W piątek, 13 grudnia, inspektorzy z kłodzkiego oddziału dolnośląskiej Inspekcji Transportu Drogowego zatrzymali niesprawny autobus, który wzbudził obawy kierowców poruszających się drogami naszego powiatu. Dzięki ich szybkiej reakcji udało się zapobiec zagrożeniu, jakie stwarzał nieodpowiedzialny kierowca.
Inspektorzy otrzymali sygnały o niesprawnym autobusie poruszającym się drogami 33 i 46 od kierowców z dróg powiatu kłodzkiego.
– Dzięki szybkiej reakcji inspektorów, udało się zatrzymać autobus na chwilę przed wyjechaniem poza granice województwa dolnośląskiego, choć znając potencjalny kierunek jazdy autobusu, rozpoczęto też koordynację działań z inspektoratami transportu drogowego z innych województw — informują inspektorzy ITD.
Po zatrzymaniu pojazdu przeprowadzona została kontrola, która ujawniła dramatyczny stan techniczny. Uszkodzenia podwozia były tak poważne, że autobus nie mógł w pełni wjechać na kanał przeglądowy w Okręgowej Stacji Kontroli Pojazdów.

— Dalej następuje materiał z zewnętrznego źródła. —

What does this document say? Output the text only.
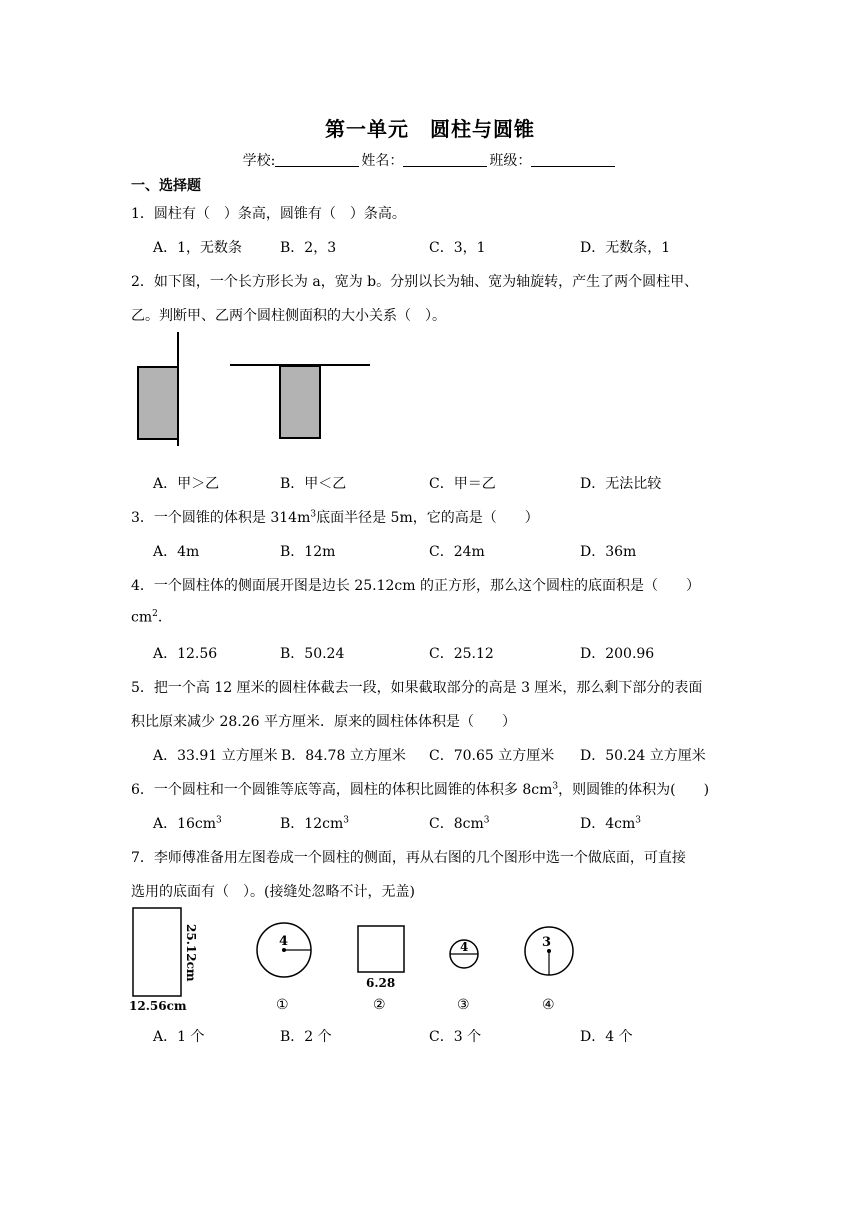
第一单元　圆柱与圆锥
学校:	姓名：	班级：
一、选择题
1．圆柱有（　）条高，圆锥有（　）条高。
A．1，无数条	B．2，3	C．3，1	D．无数条，1
2．如下图，一个长方形长为 a，宽为 b。分别以长为轴、宽为轴旋转，产生了两个圆柱甲、
乙。判断甲、乙两个圆柱侧面积的大小关系（　）。
A．甲＞乙	B．甲＜乙	C．甲＝乙	D．无法比较
3．一个圆锥的体积是 $314m^3$底面半径是 5m，它的高是（　　）
A．4m	B．12m	C．24m	D．36m
4．一个圆柱体的侧面展开图是边长 25.12cm 的正方形，那么这个圆柱的底面积是（　　）
$cm^2$.
A．12.56	B．50.24	C．25.12	D．200.96
5．把一个高 12 厘米的圆柱体截去一段，如果截取部分的高是 3 厘米，那么剩下部分的表面
积比原来减少 28.26 平方厘米．原来的圆柱体体积是（　　）
A．33.91 立方厘米 B．84.78 立方厘米 C．70.65 立方厘米 D．50.24 立方厘米
6．一个圆柱和一个圆锥等底等高，圆柱的体积比圆锥的体积多 $8cm^3$，则圆锥的体积为(　　)
A．$16cm^3$	B．$12cm^3$	C．$8cm^3$	D．$4cm^3$
7．李师傅准备用左图卷成一个圆柱的侧面，再从右图的几个图形中选一个做底面，可直接
选用的底面有（　）。(接缝处忽略不计，无盖)
25.12cm
12.56cm
4
①
6.28
②
4
③
3
④
A．1 个	B．2 个	C．3 个	D．4 个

– Ze względu na nierównoległość osi autobus nie mieścił się na kanale, jak również w bramie stacji. Oględziny podwozia autobusu ujawniły cały, misternie utkany plan kierowcy na jazdę do domu. Dodać trzeba, że utkany z łańcucha i pasów transportowych. Takich właśnie urządzeń użył kierowca, aby ustabilizować tylny most w stosunku do ramy autobusu, mocując oderwany tylny most do wahacza przedniego lewego koła i ramy podsilnikowej z tyłu pojazdu — relacjonują inspektorzy. – Przemieszczenie tylnej osi uszkodziło też układ pneumatyczny, co z kolei spowodowało niesprawność układu hamulcowego. Jazda takim autobusem była skrajnie niebezpieczna i nieodpowiedzialna ze względu na brak panowania kierowcy nad torem jazdy. Pojazd poruszał się zajmując więcej niż jeden pas ruchu i w każdej chwili mógł zjechać na przeciwległy pas lub do rowu.
Co bulwersujące, okazało się, że tym autobusem, trzy dni wcześniej na wycieczkę z Krakowa do powiatu kłodzkiego podróżowała grupa dzieci.
Wobec przewoźnika i osoby zarządzającej transportem w firmie wszczęto postępowania wyjaśniające. Dowód rejestracyjny został zatrzymany, a pojazd trafił na parking strzeżony.